John Koblin of Women’s Wear Daily has an update on Wired magazine’s strong iPad sales, and the loss of its creative director.
Koblin writes, “Condé Nast ‘It’ boy Scott Dadich has resigned as creative director at Wired to focus full time on his other gig as the company’s executive director of digital-magazine development. Dadich got his corporate job back in July and has divided his time over the last three months, designing the print edition of Wired at its San Francisco offices and tutoring magazine editors at 4 Times Square in New York on how to merge their print products with those mysterious and magical digital devices.
“Dadich, who Condé executives are banking on to yank the company into the New Media era, helped the publisher forge a relationship with Adobe, which has been used to design apps for tablet devices. So far, Adobe has helped create the Wired and New Yorker iPad apps, while magazines like Vanity Fair, GQ and Glamour have been working with Condé Nast Digital. Sources have said the Adobe track is becoming the preferred one among Condé Nast executives — meaning future apps will likely use that platform.

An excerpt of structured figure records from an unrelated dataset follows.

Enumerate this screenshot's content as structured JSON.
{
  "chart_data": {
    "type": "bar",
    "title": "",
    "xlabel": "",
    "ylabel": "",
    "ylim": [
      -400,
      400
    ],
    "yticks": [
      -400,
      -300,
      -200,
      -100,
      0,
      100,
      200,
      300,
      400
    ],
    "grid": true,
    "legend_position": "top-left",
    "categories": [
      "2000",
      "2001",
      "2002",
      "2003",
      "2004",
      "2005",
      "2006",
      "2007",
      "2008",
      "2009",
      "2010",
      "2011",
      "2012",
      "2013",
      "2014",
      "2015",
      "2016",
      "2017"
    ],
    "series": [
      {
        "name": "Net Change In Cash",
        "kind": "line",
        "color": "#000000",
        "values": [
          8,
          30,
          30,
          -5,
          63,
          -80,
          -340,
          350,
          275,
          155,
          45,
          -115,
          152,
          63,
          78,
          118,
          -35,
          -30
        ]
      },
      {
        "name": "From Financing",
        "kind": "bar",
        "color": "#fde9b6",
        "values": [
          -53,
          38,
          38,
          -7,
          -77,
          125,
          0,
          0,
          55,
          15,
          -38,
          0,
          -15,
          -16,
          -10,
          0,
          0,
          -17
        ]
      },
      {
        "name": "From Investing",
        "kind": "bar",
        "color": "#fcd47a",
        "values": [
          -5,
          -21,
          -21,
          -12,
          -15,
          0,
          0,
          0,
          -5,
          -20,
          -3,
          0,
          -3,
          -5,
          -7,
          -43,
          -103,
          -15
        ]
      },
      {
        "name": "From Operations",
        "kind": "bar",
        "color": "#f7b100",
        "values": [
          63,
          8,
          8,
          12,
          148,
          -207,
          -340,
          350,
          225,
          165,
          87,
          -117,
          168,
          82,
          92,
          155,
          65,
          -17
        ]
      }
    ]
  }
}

“And just how are those digital issues performing? After Wired’s enormous first month in June, when it sold 100,000 copies — an even better result than the usual 76,000 it sells off the newsstand — sales have been about a quarter of that. In July and August, the Wired iPad app sold 31,000 and 28,000 copies, respectively, according to the Audit Bureau of Circulations Rapid Report. A Wired spokeswoman confirmed the magazine has sold an average of roughly 30,000 copies since the June release.”